Le groupement IGN FI/ GEOFIT/ LADEC vient d’achever le projet de sécurisation foncière sur les communes de Buhinyuza, Isale et Matongo au Burundi : une interview croisée des 2 chefs de projet.
En quoi ce projet a consisté ?
Le Burundi qui est partie prenante du « Défi de Bonn » – défi qui consiste à restaurer 150 millions d’hectares de terres dégradées et déboisées d’ici 2020, et 350 millions d’hectares d’ici 2030 – et de l’initiative africaine des paysages résilients, s’est engagé à restaurer un million d’hectares de terres d’ici 2030.
La Banque Mondiale appuie le Gouvernement Burundais à travers le Projet de Restauration et de Résilience du Paysage du Burundi (PRRPB).
Portée par le ministère de l’environnement, de l’agriculture et de l’élevage Burundais, la certification foncière est une sous-composante du PRRPB qui vise à clarifier, formaliser et sécuriser les droits fonciers, ainsi qu’à appuyer la résolution des conflits fonciers dans les communes et collines d’intervention du projet.
Concrètement, nos activités ont été menées dans 3 communes du Burundi (Buhinyuza, Isare et Matongo) et elles ont porté sur 3 axes principaux :
- Le renforcement de la gestion foncière décentralisée, notamment par l’appui à la création ou au renforcement du service foncier communal
- Les appuis techniques et logistiques aux opérations de certification foncière sur les 26 collines des 3 communes
- La prise en compte d’enjeux transversaux comme l’accès à la terre et à la sécurisation des droits foncier pour les femmes et les plus vulnérables.
Il faut avoir conscience qu’au Burundi, plus de 70% des affaires portées devant les tribunaux Burundais ont un lien avec le foncier.
Il s’agit donc, dans le cadre de cette composante, d’établir une vision claire, systématique et fiable des limites des propriétés privées et du domaine national, d’identifier et connaitre les propriétaires, d’identifier et tenter de résoudre les conflits en lien avec la terre.
Quels résultats concrets ?
Aurélia DECHERF – Cheffe de projet IGN FI
Les résultats du projet sont très concrets. Le groupement a procédé à des activités de certification massive et systématique de 26 collines sur 75 des communes cibles. Sur le terrain, cela représente la réalisation de plus de 105 000 enquêtes socio-foncières publiques et contradictoires (nommées reconnaissances collinaires) et la production de plus de 100 000 certificats fonciers. En outre, il faut ajouter la mise en place d’un système d’information foncier axé sur la production de la documentation foncière au bénéfice des populations et des communes.
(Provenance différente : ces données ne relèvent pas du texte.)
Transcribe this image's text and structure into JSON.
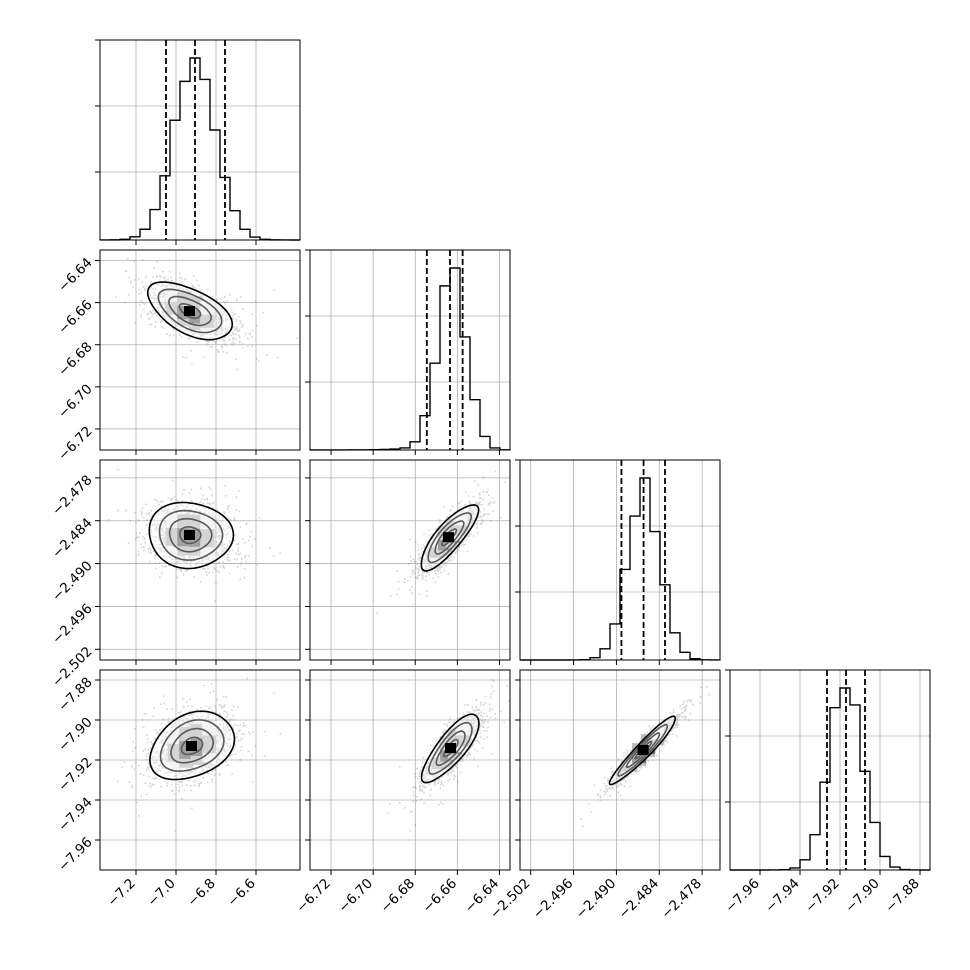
{
  "chart_data": {
    "type": "corner",
    "title": "",
    "params": [
      {
        "range": [
          -7.38,
          -6.38
        ],
        "ticks": [
          "−7.2",
          "−7.0",
          "−6.8",
          "−6.6"
        ],
        "tick_values": [
          -7.2,
          -7.0,
          -6.8,
          -6.6
        ],
        "quantiles": [
          -7.05,
          -6.905,
          -6.755
        ],
        "hist_mean": -6.905,
        "hist_sd": 0.105
      },
      {
        "range": [
          -6.73,
          -6.635
        ],
        "ticks": [
          "−6.72",
          "−6.70",
          "−6.68",
          "−6.66",
          "−6.64"
        ],
        "tick_values": [
          -6.72,
          -6.7,
          -6.68,
          -6.66,
          -6.64
        ],
        "quantiles": [
          -6.6745,
          -6.6635,
          -6.6575
        ],
        "hist_mean": -6.6625,
        "hist_sd": 0.0068
      },
      {
        "range": [
          -2.5035,
          -2.4755
        ],
        "ticks": [
          "−2.502",
          "−2.496",
          "−2.490",
          "−2.484",
          "−2.478"
        ],
        "tick_values": [
          -2.502,
          -2.496,
          -2.49,
          -2.484,
          -2.478
        ],
        "quantiles": [
          -2.4893,
          -2.4862,
          -2.4832
        ],
        "hist_mean": -2.4862,
        "hist_sd": 0.0023
      },
      {
        "range": [
          -7.975,
          -7.875
        ],
        "ticks": [
          "−7.96",
          "−7.94",
          "−7.92",
          "−7.90",
          "−7.88"
        ],
        "tick_values": [
          -7.96,
          -7.94,
          -7.92,
          -7.9,
          -7.88
        ],
        "quantiles": [
          -7.9265,
          -7.917,
          -7.9075
        ],
        "hist_mean": -7.917,
        "hist_sd": 0.0085
      }
    ],
    "pairs": [
      {
        "x": 0,
        "y": 1,
        "center": [
          -6.93,
          -6.664
        ],
        "rho": -0.55
      },
      {
        "x": 0,
        "y": 2,
        "center": [
          -6.93,
          -2.486
        ],
        "rho": -0.05
      },
      {
        "x": 1,
        "y": 2,
        "center": [
          -6.664,
          -2.4863
        ],
        "rho": 0.82
      },
      {
        "x": 0,
        "y": 3,
        "center": [
          -6.92,
          -7.913
        ],
        "rho": 0.3
      },
      {
        "x": 1,
        "y": 3,
        "center": [
          -6.663,
          -7.914
        ],
        "rho": 0.8
      },
      {
        "x": 2,
        "y": 3,
        "center": [
          -2.4862,
          -7.915
        ],
        "rho": 0.95
      }
    ],
    "grid": true,
    "quantile_line_style": "dashed"
  }
}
Ces bons résultats sont le fruit d’une forte acceptation du projet, tant au niveau des responsables communaux et des acteurs techniques et des qui sont intervenus sur le terrain dans des conditions pas toujours aisées (pluies, problèmes d’accessibilité…) et qu’il nous a fallu former, qu’au niveau des populations qui ont bien compris le bien-fondé social et économique du projet. C’est le sens des actions de sensibilisation qui ont été menées tout au long du projet par le groupement.
GEOFIT a développé les outils de production. Quelles contraintes ? quelles fonctionnalités ?
Équipe Développement – GEOFIT
Les contraintes étaient multiples. L’objectif était d’obtenir un outil qui permette à la fois de gérer des procédures foncières, des formulaires, des liasses de documents, des objets géoréférencés, des photos ou encore des signatures, tout en fonctionnant sans aucune connexion. Nous avons donc développé un outil de production massive, administrable et paramétrable, pour répondre aux besoins du projet.
Ce qui vous a rendu fiers
Équipe Développement – GEOFIT
Une fois les utilisateurs formés, l’outil a permis de faire le lien entre le terrain, les bureaux locaux et les ateliers. Décisif au bon déroulement du projet, il s’est révélé stable, facile d’utilisation et efficace.
Aurélia DECHERF – Chef de projet IGN FI
Outre l’adhésion des populations engendrant la formalisation massive de droits qui renforce la paix sociale et contribue au développement, la composante sécurisation foncière a contribué à apporter des avancées importantes en matière d’accès à la terre et à la reconnaissance du droit des femmes et des populations marginalisées. En effet, alors que jusqu’alors les femmes accèdent très difficilement aux droits sur la terre et à leur inscription, nous avons été autorisés à expérimenter l’inscription des femmes et des 2 conjoints sur l’ensemble des documents officiels. Ainsi plus de 70% des parcelles portent le nom de femmes, ce qui est remarquable dans un contexte où elles n’héritent pas et accèdent très difficilement à la terre par d’autres moyens. J’ai le sentiment d’avoir, à mon tout petit niveau, contribué à améliorer la situation des bénéficiaires du projet. C’est le sens de ce projet et de ceux que nous conduisons dans le foncier d’une manière générale.